In this tutorial, we will elaborate on the need of sharing medical data in a privacy-preserving way, review the existing policies and practices for sharing medical data, and present state-of-the-art approaches for ensuring that the disseminated data are protected and useful. Following that, we will highlight important open problems and future directions. More specifically, the tutorial will consist of three parts. The first part will provide an overview of successful practices and paradigms to share and use medical data in applications. We will focus on the analysis and mining tasks supported by different types of medical data, as well as on privacy threats that data sharing entails. The second part of the tutorial will survey approaches for privacy-preserving medical data sharing. We will address a number of important issues, such as capturing and balancing data utility and privacy in applications, and designing privacy techniques for different types of data and data sharing scenarios. We will also present interesting case studies using data from the US Census and the EMR system of the Vanderbilt University Medical Center, a state-of-the-art system that stores information about 2 Million patients over 15 years. In the third part of the tutorial, we will discuss important open problems and provide a roadmap for the future.

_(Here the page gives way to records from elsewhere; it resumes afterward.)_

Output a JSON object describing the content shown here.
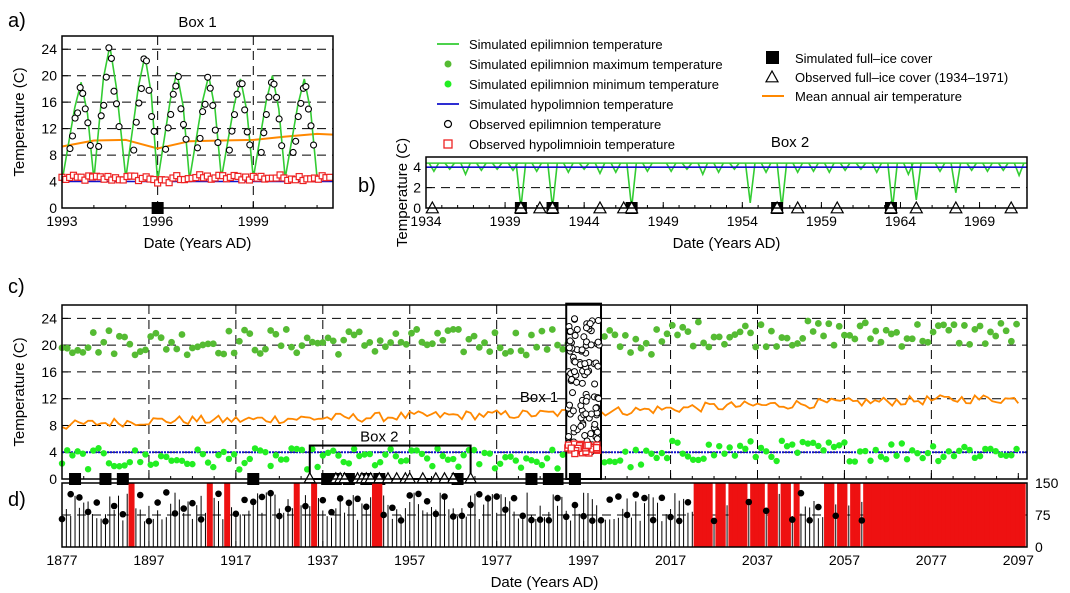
{
  "panel_letters": {
    "a": "a)",
    "b": "b)",
    "c": "c)",
    "d": "d)"
  },
  "colors": {
    "epi_sim": "#33cc33",
    "epi_max": "#55bb33",
    "epi_min": "#22ee22",
    "hypo_sim": "#1111cc",
    "obs_epi": "#000000",
    "obs_hypo": "#ee2222",
    "air": "#ff8800",
    "ice_sim": "#000000",
    "ice_obs": "#000000",
    "ice_bar": "#ee1111",
    "stem": "#000000"
  },
  "legend": {
    "left": [
      {
        "label": "Simulated epilimnion temperature",
        "symbol": "line",
        "color_key": "epi_sim"
      },
      {
        "label": "Simulated epilimnion maximum temperature",
        "symbol": "dot",
        "color_key": "epi_max"
      },
      {
        "label": "Simulated epilimnion minimum temperature",
        "symbol": "dot",
        "color_key": "epi_min"
      },
      {
        "label": "Simulated hypolimnion temperature",
        "symbol": "line",
        "color_key": "hypo_sim"
      },
      {
        "label": "Observed epilimnion temperature",
        "symbol": "circle",
        "color_key": "obs_epi"
      },
      {
        "label": "Observed hypolimnioin temperature",
        "symbol": "square-open",
        "color_key": "obs_hypo"
      }
    ],
    "right": [
      {
        "label": "Simulated full–ice cover",
        "symbol": "square-filled",
        "color_key": "ice_sim"
      },
      {
        "label": "Observed full–ice cover (1934–1971)",
        "symbol": "triangle",
        "color_key": "ice_obs"
      },
      {
        "label": "Mean annual air temperature",
        "symbol": "line",
        "color_key": "air"
      }
    ]
  },
  "chart_data": [
    {
      "id": "a",
      "type": "line",
      "title": "Box 1",
      "xlabel": "Date (Years AD)",
      "ylabel": "Temperature (C)",
      "xlim": [
        1993,
        2001.5
      ],
      "ylim": [
        0,
        26
      ],
      "xticks": [
        1993,
        1996,
        1999
      ],
      "yticks": [
        0,
        4,
        8,
        12,
        16,
        20,
        24
      ],
      "grid": "dashed",
      "epi_sim_peaks": [
        [
          1993.6,
          19
        ],
        [
          1994.5,
          24.5
        ],
        [
          1995.6,
          23
        ],
        [
          1996.6,
          20.5
        ],
        [
          1997.6,
          20
        ],
        [
          1998.6,
          19.5
        ],
        [
          1999.6,
          20
        ],
        [
          2000.6,
          19.5
        ]
      ],
      "epi_sim_troughs": [
        [
          1993,
          4
        ],
        [
          1994,
          4.3
        ],
        [
          1995,
          4.5
        ],
        [
          1996,
          4.0
        ],
        [
          1997,
          4.3
        ],
        [
          1998,
          4.5
        ],
        [
          1999,
          4.5
        ],
        [
          2000,
          4.5
        ],
        [
          2001,
          4.5
        ]
      ],
      "air_temp": [
        [
          1993,
          9.3
        ],
        [
          1994,
          10.2
        ],
        [
          1995,
          10.3
        ],
        [
          1996,
          9.0
        ],
        [
          1997,
          10.1
        ],
        [
          1998,
          10.2
        ],
        [
          1999,
          10.3
        ],
        [
          2000,
          10.8
        ],
        [
          2001,
          11.2
        ],
        [
          2001.5,
          11.1
        ]
      ],
      "hypo_obs_level": 4.5,
      "ice_sim_years": [
        1996.0
      ]
    },
    {
      "id": "b",
      "type": "line",
      "title": "Box 2",
      "xlabel": "Date (Years AD)",
      "ylabel": "Temperature (C)",
      "xlim": [
        1934,
        1972
      ],
      "ylim": [
        0,
        5
      ],
      "xticks": [
        1934,
        1939,
        1944,
        1949,
        1954,
        1959,
        1964,
        1969
      ],
      "yticks": [
        0,
        2,
        4
      ],
      "grid": "dashed",
      "hypo_level": 4,
      "winter_dips": [
        [
          1934.5,
          3.6
        ],
        [
          1935.5,
          3.8
        ],
        [
          1936.5,
          3.3
        ],
        [
          1937.5,
          3.7
        ],
        [
          1938.5,
          3.8
        ],
        [
          1939.5,
          3.7
        ],
        [
          1940.0,
          0.0
        ],
        [
          1941.0,
          3.6
        ],
        [
          1942.0,
          0.0
        ],
        [
          1943.0,
          3.5
        ],
        [
          1944.0,
          3.8
        ],
        [
          1945.0,
          3.4
        ],
        [
          1946.0,
          3.5
        ],
        [
          1947.0,
          0.0
        ],
        [
          1948.0,
          3.6
        ],
        [
          1949.5,
          3.6
        ],
        [
          1950.5,
          3.8
        ],
        [
          1951.5,
          3.3
        ],
        [
          1952.5,
          3.5
        ],
        [
          1953.5,
          3.8
        ],
        [
          1954.5,
          0.5
        ],
        [
          1955.5,
          3.5
        ],
        [
          1956.5,
          0.0
        ],
        [
          1957.5,
          3.5
        ],
        [
          1958.5,
          3.6
        ],
        [
          1959.5,
          3.5
        ],
        [
          1960.5,
          3.7
        ],
        [
          1961.5,
          3.8
        ],
        [
          1962.5,
          3.5
        ],
        [
          1963.5,
          0.0
        ],
        [
          1964.5,
          3.3
        ],
        [
          1965.0,
          0.8
        ],
        [
          1966.5,
          3.6
        ],
        [
          1967.5,
          1.5
        ],
        [
          1968.5,
          3.7
        ],
        [
          1969.5,
          3.6
        ],
        [
          1970.5,
          3.7
        ],
        [
          1971.5,
          3.2
        ]
      ],
      "ice_sim_years": [
        1940.0,
        1942.0,
        1947.0,
        1956.2,
        1963.4
      ],
      "ice_obs_years": [
        1934.4,
        1940.0,
        1941.2,
        1942.0,
        1945.0,
        1946.5,
        1947.0,
        1956.2,
        1957.5,
        1960.0,
        1963.4,
        1965.0,
        1967.5,
        1971.0
      ]
    },
    {
      "id": "c",
      "type": "scatter",
      "xlabel": "",
      "ylabel": "Temperature (C)",
      "xlim": [
        1877,
        2099
      ],
      "ylim": [
        0,
        26
      ],
      "yticks": [
        0,
        4,
        8,
        12,
        16,
        20,
        24
      ],
      "grid": "dashed",
      "annotations": [
        "Box 1",
        "Box 2"
      ],
      "max_temp_mean": 20.5,
      "min_temp_mean": 3.0,
      "hypo_level": 4,
      "air_temp": [
        [
          1877,
          8.0
        ],
        [
          1887,
          8.4
        ],
        [
          1897,
          8.7
        ],
        [
          1907,
          8.8
        ],
        [
          1917,
          8.8
        ],
        [
          1927,
          9.0
        ],
        [
          1937,
          9.1
        ],
        [
          1947,
          9.2
        ],
        [
          1957,
          9.4
        ],
        [
          1967,
          9.5
        ],
        [
          1977,
          9.6
        ],
        [
          1987,
          9.7
        ],
        [
          1997,
          10.0
        ],
        [
          2007,
          10.2
        ],
        [
          2017,
          10.5
        ],
        [
          2027,
          10.8
        ],
        [
          2037,
          11.0
        ],
        [
          2047,
          11.2
        ],
        [
          2057,
          11.4
        ],
        [
          2067,
          11.6
        ],
        [
          2077,
          11.8
        ],
        [
          2087,
          12.0
        ],
        [
          2097,
          11.9
        ]
      ],
      "ice_sim_years": [
        1880,
        1887,
        1891,
        1921,
        1938,
        1940,
        1943,
        1947,
        1950,
        1968,
        1985,
        1989,
        1991,
        1995
      ],
      "ice_obs_years": [
        1934,
        1940,
        1941,
        1942,
        1945,
        1946,
        1947,
        1948,
        1950,
        1952,
        1954,
        1956,
        1957,
        1960,
        1963,
        1965,
        1967,
        1971
      ],
      "box1_range": [
        1993,
        2001
      ],
      "box2_range": [
        1934,
        1971
      ]
    },
    {
      "id": "d",
      "type": "bar",
      "xlabel": "Date (Years AD)",
      "ylabel": "",
      "xlim": [
        1877,
        2099
      ],
      "ylim": [
        0,
        150
      ],
      "xticks": [
        1877,
        1897,
        1917,
        1937,
        1957,
        1977,
        1997,
        2017,
        2037,
        2057,
        2077,
        2097
      ],
      "yticks": [
        0,
        75,
        150
      ],
      "stem_values_mean": 95,
      "ice_years": [
        1893,
        1911,
        1915,
        1931,
        1935,
        1949,
        1950,
        2023,
        2024,
        2025,
        2026,
        2028,
        2029,
        2031,
        2032,
        2033,
        2034,
        2036,
        2037,
        2038,
        2040,
        2041,
        2043,
        2044,
        2046,
        2053,
        2054,
        2056,
        2057,
        2059,
        2060,
        2062,
        2063,
        2064,
        2065,
        2066,
        2067,
        2068,
        2069,
        2070,
        2071,
        2072,
        2073,
        2074,
        2075,
        2076,
        2077,
        2078,
        2079,
        2080,
        2081,
        2082,
        2083,
        2084,
        2085,
        2086,
        2087,
        2088,
        2089,
        2090,
        2091,
        2092,
        2093,
        2094,
        2095,
        2096,
        2097,
        2098
      ]
    }
  ]
}
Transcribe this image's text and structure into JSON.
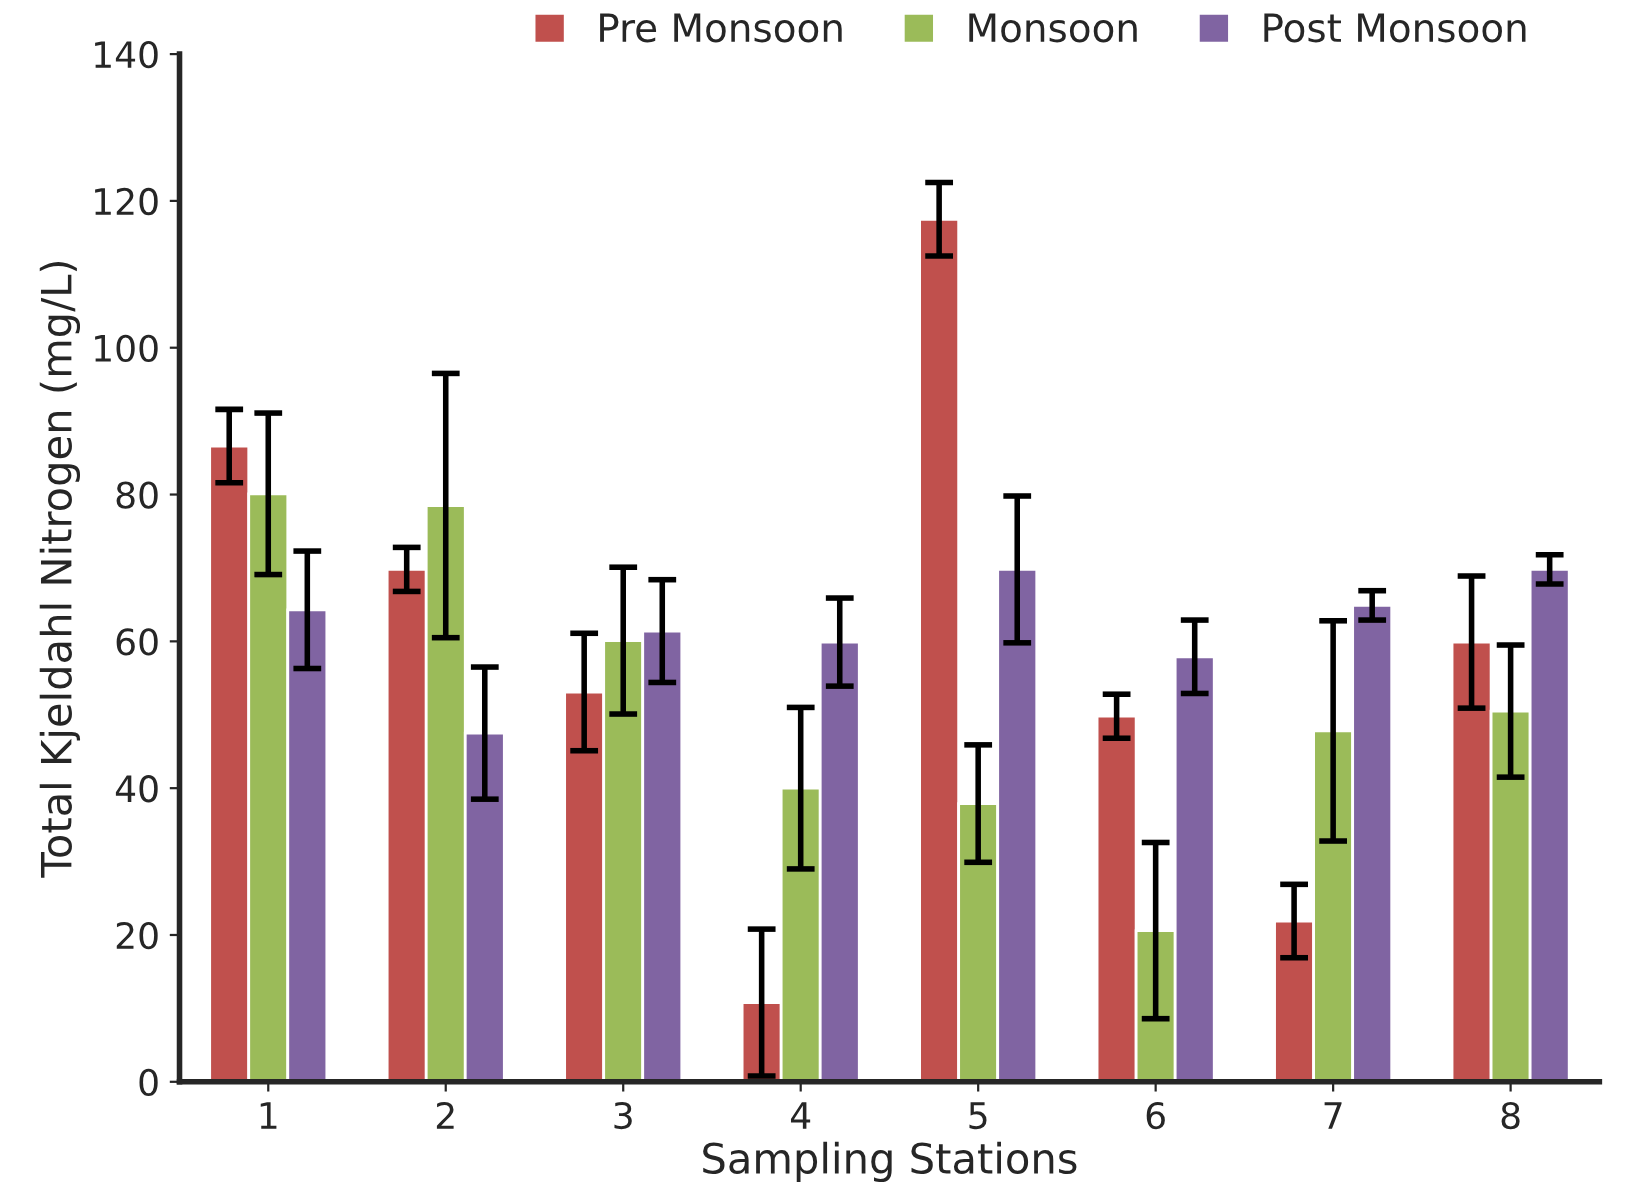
{
  "chart_data": {
    "type": "bar",
    "xlabel": "Sampling Stations",
    "ylabel": "Total Kjeldahl Nitrogen (mg/L)",
    "categories": [
      "1",
      "2",
      "3",
      "4",
      "5",
      "6",
      "7",
      "8"
    ],
    "series": [
      {
        "name": "Pre Monsoon",
        "color": "#c0504d",
        "values": [
          86.6,
          69.8,
          53.1,
          10.8,
          117.5,
          49.8,
          21.9,
          59.9
        ],
        "errors": [
          5,
          3,
          8,
          10,
          5,
          3,
          5,
          9
        ]
      },
      {
        "name": "Monsoon",
        "color": "#9bbb59",
        "values": [
          80.1,
          78.5,
          60.1,
          40,
          37.9,
          20.6,
          47.8,
          50.5
        ],
        "errors": [
          11,
          18,
          10,
          11,
          8,
          12,
          15,
          9
        ]
      },
      {
        "name": "Post Monsoon",
        "color": "#8064a2",
        "values": [
          64.3,
          47.5,
          61.4,
          59.9,
          69.8,
          57.9,
          64.9,
          69.8
        ],
        "errors": [
          8,
          9,
          7,
          6,
          10,
          5,
          2,
          2
        ]
      }
    ],
    "ylim": [
      0,
      140
    ],
    "yticks": [
      0,
      20,
      40,
      60,
      80,
      100,
      120,
      140
    ],
    "grid": false,
    "legend": "top"
  }
}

By the end of this tutorial, the attendees will have a basic understanding of the concepts and underlying principles used to disseminate medical data in a protected and useful form. The tutorial will be accessible to computer science researchers and educators, who are interested in data privacy, data mining, and information systems, as well as to industry developers. By focusing on open problems, we also hope to engage graduate students to conduct research in this emerging and interesting field.
Part 1: Motivation – Medical data sharing and use
Part 2: Research challenges and state-of-the-art solutions
Part 3: Open problems and research challenges
The target audience of the tutorial includes:
Aris Gkoulalas-Divanis is a research staff member in the Information Analytics Lab at IBM Research-Zurich. Prior to that, he was a postdoctoral research fellow in the Health Information Privacy LABoratory (HIPLAB) in Vanderbilt University (2009-2010), working on privacy for medical data. Aris received the Diploma from the University of Ioannina, the MS from the University of Minnesota, and the PhD from the University of Thessaly, all in Computer Science. His PhD dissertation was awarded the Certificate of Recognition and Honorable Mention in the 2009 ACM SIGKDD. His research interests are in the areas of databases, data mining, privacy-preserving data mining, privacy in medical data, and knowledge hiding. He is a Professional member of ACM, IEEE, SIAM and AAAS, and an at-large member of UPE and Sigma-Xi.
Grigorios Loukides is an Assistant Professor (Lecturer) in the School of Computer Science and Informatics, Cardiff University, and a Royal Academy of Engineering Research Fellow. Prior to that, he was a postdoctoral researcher in the Health Information Privacy LABoratory (HIPLAB), Vanderbilt University. He received a Diploma from the University of Crete (2005) and a Ph.D. from Cardiff University (2009), both in Computer Science. Grigorios' research interests are in privacy-preserving data mining and biomedical informatics. He has investigated both theoretical and practical research aspects, including algorithmic design, optimization, and formal modeling, and explored interesting applications in healthcare and business. Grigorios is a Professional member of the ACM.